The History of Shadow Puppet Shows in Indonesia and Malaysia
Shadow puppet shows are historically important and continue to be incredibly popular in many countries. Although shadow puppetry has its origins in China and India, in Indonesia and Malaysia this form of puppetry carries much cultural significance and is full of tradition.
A little history
Shadow puppetry began thousands of years ago and is still used to convey folk tales and legends of the past. Many shadow puppetry performances have been developed around themes from Chinese operas and often take the form of religious epics in which good and evil do battle.
Greece and Turkey both have a rich history of shadow puppetry but plays in these countries are more often based on everyday life and employ features of physical comedy.
In the 17th century, shadow puppetry enjoyed incredible popularity as the special art of cutting silhouettes out of paper was in vogue. The first full-length animated film, The Adventures of Prince Achmed, was made in 1926 by Lotte Reiniger, a shadow puppeteer from Germany. Reiniger used hand-cut opaque figures that, in silhouette, were brought to life on an animation table.
Traditional shadow puppets
Leather was used to make flat, traditional shadow puppets and particular areas within the puppet were punched out with a sharp knife to signify facial features and clothing. These puppets were created from individual pieces and connected using wire or string. Long rods were used to manoeuvre the puppets from behind a translucent white screen made from cloth or paper. The audience would have seen the moving shadows of the puppets, the cut out areas of which allowed the light to shine through.
Shadow puppets today
A wide range of materials, including wood, paper, plastic, cloth, plants, silk, utensils and feathers are used to create the shadow puppets used today. Typically, these contemporary puppets are made with three dimensional wire heads and bodies made of cloth.
Special lighting effects are often used, including different pieces of lighting technology used in theatres, projectors, reflected light and hand held lights.
Shadow puppetry in Indonesia
In Indonesia, shadow puppet theatre carries particular popularity in Java and Bali and is called Wayang Kulit.
In Java, it is not uncommon for a shadow puppet theatre performance to run for many hours — up to six hours and sometimes all night long (staff at various Bali resorts can provide details about performances taking place in the area). A Wayang Kulit company commonly consists of a puppet master, players and a female choral singer. Sometimes, a player will also take the part of a male choral singer.
In Indonesian shadow puppetry, the puppet master controls the puppets from behind a cotton screen that is illuminated by an oil or halogen lamp to create an effect that can be likened to animation. The puppets are animated through the movement of hands and the most skilled puppeteers can effectively show their puppets to be walking, dancing, fighting, nodding and laughing.

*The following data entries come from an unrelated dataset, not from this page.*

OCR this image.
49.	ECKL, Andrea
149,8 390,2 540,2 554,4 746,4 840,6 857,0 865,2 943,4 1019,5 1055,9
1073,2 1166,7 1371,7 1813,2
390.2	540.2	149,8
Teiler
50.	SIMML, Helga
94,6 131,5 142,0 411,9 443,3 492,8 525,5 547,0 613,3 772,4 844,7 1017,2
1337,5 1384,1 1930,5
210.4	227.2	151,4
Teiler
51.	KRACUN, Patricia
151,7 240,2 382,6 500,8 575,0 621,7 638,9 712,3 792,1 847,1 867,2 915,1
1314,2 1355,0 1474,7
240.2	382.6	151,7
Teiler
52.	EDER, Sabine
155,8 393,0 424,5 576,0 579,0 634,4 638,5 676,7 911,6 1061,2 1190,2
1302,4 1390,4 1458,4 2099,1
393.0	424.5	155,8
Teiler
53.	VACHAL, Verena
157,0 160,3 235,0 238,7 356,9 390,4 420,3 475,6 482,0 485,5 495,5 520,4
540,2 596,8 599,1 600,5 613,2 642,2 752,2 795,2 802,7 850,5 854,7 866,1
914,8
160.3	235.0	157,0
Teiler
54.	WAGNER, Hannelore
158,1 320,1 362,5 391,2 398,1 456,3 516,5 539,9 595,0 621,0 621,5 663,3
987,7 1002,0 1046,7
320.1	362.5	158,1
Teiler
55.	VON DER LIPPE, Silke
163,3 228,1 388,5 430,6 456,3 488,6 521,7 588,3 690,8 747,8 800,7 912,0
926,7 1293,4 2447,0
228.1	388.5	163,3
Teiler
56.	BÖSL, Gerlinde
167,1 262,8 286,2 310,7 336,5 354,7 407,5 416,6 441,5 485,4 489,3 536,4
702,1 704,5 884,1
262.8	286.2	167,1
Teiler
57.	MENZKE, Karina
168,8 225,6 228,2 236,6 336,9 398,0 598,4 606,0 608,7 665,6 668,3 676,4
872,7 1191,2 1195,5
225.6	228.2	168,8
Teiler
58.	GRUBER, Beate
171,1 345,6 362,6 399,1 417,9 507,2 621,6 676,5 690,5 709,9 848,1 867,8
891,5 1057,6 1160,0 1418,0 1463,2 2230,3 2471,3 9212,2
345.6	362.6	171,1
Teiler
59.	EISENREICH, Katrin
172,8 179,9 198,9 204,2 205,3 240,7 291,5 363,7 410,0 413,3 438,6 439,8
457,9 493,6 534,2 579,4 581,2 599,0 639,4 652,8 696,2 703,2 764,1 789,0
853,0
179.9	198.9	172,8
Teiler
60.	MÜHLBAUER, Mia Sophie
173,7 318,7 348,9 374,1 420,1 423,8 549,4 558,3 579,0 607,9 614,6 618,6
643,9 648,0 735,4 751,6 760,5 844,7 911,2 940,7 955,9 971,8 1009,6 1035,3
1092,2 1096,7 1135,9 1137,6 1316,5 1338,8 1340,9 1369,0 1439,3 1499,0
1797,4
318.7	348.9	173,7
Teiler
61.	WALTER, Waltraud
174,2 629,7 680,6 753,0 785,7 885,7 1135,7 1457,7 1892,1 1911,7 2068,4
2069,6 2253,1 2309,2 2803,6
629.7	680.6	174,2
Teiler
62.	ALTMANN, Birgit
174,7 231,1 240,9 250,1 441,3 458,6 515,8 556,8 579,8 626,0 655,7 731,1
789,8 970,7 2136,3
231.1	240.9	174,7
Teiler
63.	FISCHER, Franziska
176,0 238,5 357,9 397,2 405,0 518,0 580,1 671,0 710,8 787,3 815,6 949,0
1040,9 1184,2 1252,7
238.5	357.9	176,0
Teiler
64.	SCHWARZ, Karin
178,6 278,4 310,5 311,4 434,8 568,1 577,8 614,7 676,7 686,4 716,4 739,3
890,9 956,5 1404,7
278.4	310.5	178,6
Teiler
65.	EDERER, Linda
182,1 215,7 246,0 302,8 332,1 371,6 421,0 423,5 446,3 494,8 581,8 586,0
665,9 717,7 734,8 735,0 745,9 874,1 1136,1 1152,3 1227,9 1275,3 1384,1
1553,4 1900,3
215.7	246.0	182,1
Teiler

Wayang Kulit is so important and impressive that, in 2003, it was designated one of the ‘Masterpieces of the Oral and Intangible Heritage of Humanity’.
Shadow puppetry in Malaysia
The name Wayang Kulit is also the name by which shadow puppetry is known in Malaysia. In this country, such puppetry usually features mythical stories and tales of morality. Malay shadow plays are quite often considered the earliest forms of animation and almost always have an educational moral that is deduced through a battle. Many Malaysia hotels assist visitors with information and access to these performances.
In the northern parts of Malaysia, the Wayang Kulit carries a strong affinity with Thai shadow puppetry, while in southern Malaysia, the Javanese influence is far more apparent.
Malaysian shadow puppets are usually made from leather and moved using sticks or handles made from buffalo horns. The shadows of the puppets are created using an oil or halogen lamp from behind a piece of cotton cloth.
Shadow puppetry is an amazing and historically and culturally significant art form in Malaysia and Indonesia. Today, visitors to these countries are well advised to see a shadow puppet performance and witness the skillfulness and wonder that characterises this very old form of puppetry.